Methods A cross-sectional survey was conducted in China, with a questionnaire packet which consisted of the Chinese Maslach Burnout Inventory (CMBI), WFC Scale and the Simplified Coping Style Questionnaire (SCSQ). A total of 2530 doctors participated in the survey. Correlation analysis was performed to explore the relationship between CMBI, WFC and SCSQ scores. A linear regression model was set to determine the mediating role of coping styles on the relationship between WFC and burn-out.

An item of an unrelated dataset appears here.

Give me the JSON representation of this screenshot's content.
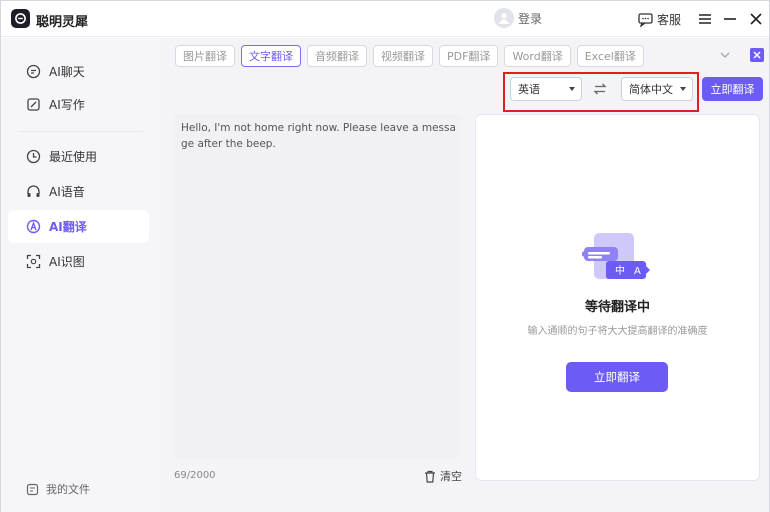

Results Doctors who had higher scores on work interfering with family conflict, reported more emotional exhaustion (r=0.514, P<0.001) and had a sense of accomplishment (r=−0.149, P<0.001). Simultaneously, family interfering with work (FIW) was positively associated with all dimensions of burn-out (r=0.213, 0.504, 0.088, respectively, P<0.001). Coping styles had partial, complete and even mediating effects on the relationship between WFC and burn-out among Chinese doctors.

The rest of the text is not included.